While some 5,700 athletes joined in, others chose to skip the event because of early competitions the next day, or to avoid risk of exposure to the coronavirus.

Socially distanced parade

This parade differs from most others because the nations were spaced out – a nod to social distancing.

As per Olympic tradition, Greece entered first, followed by the Refugee Olympic team. Other countries were slotted by their order in the Japanese alphabet.

Moments before the parade set off, a wooden set of Olympic rings was displayed at the center of the stadium in a nod to the 1964 Tokyo Games.

There, athletes from around the world were asked to bring seeds that could be planted and become trees.

Contagion fears

The Olympics have faced opposition in Japan over fears the global gathering of 11,000 athletes could trigger a super-spreader event.
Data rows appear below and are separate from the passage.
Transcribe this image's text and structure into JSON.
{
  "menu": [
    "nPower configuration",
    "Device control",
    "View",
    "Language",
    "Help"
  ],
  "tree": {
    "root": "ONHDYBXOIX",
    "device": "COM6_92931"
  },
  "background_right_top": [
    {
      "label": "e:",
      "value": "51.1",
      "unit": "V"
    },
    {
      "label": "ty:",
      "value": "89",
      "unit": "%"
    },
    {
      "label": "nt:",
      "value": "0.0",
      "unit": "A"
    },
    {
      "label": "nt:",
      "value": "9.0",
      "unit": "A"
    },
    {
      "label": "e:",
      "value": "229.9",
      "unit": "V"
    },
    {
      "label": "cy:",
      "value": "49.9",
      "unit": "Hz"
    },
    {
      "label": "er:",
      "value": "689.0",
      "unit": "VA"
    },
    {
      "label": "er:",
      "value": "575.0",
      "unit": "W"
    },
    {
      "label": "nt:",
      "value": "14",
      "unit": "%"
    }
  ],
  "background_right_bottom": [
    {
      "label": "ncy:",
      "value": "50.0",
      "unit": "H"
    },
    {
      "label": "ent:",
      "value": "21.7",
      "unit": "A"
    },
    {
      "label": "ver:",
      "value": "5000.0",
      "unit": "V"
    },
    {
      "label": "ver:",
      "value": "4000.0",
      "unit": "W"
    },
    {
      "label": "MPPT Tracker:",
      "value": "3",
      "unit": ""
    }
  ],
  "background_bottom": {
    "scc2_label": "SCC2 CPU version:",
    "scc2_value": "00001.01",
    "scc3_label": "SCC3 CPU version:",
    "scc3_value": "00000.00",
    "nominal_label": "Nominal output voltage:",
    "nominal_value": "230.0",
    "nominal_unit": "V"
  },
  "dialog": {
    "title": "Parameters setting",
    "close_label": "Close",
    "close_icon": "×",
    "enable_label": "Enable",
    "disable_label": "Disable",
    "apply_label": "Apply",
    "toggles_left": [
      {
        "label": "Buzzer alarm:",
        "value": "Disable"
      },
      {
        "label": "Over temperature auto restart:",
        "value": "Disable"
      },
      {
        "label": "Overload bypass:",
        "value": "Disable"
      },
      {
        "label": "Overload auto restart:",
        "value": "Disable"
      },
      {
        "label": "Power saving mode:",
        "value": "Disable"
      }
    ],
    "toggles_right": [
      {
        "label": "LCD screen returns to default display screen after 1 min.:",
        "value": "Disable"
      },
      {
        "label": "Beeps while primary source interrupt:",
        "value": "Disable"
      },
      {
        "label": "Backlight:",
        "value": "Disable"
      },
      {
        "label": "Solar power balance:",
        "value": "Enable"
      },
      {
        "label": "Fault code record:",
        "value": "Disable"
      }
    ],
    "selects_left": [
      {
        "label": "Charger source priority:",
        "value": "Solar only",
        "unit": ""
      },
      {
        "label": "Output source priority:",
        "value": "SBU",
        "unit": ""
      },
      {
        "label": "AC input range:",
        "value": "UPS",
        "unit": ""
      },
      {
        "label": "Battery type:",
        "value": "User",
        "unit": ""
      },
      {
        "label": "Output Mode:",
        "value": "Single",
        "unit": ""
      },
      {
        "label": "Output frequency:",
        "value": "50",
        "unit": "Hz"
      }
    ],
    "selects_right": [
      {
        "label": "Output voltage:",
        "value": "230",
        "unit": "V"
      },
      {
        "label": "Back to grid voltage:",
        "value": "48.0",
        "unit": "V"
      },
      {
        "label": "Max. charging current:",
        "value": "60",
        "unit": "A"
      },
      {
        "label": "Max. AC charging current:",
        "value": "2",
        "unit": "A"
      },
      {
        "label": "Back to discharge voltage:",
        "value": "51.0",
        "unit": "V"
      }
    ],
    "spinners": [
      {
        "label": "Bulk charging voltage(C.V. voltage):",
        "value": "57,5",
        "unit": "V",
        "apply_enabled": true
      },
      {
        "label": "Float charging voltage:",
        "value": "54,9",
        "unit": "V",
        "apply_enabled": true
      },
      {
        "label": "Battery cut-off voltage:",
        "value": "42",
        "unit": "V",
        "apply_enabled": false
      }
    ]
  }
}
Organisers have put strict virus measures in place, banning overseas fans for the first time ever, and keeping domestic spectators out of all but a handful of venues.

Athletes, support staff and media are subject to strict Covid-19 protocols, including regular testing and daily health checks. 

Polls have consistently found a majority of Japanese are against the Games, with opinion ranging from weary indifference to outright hostility.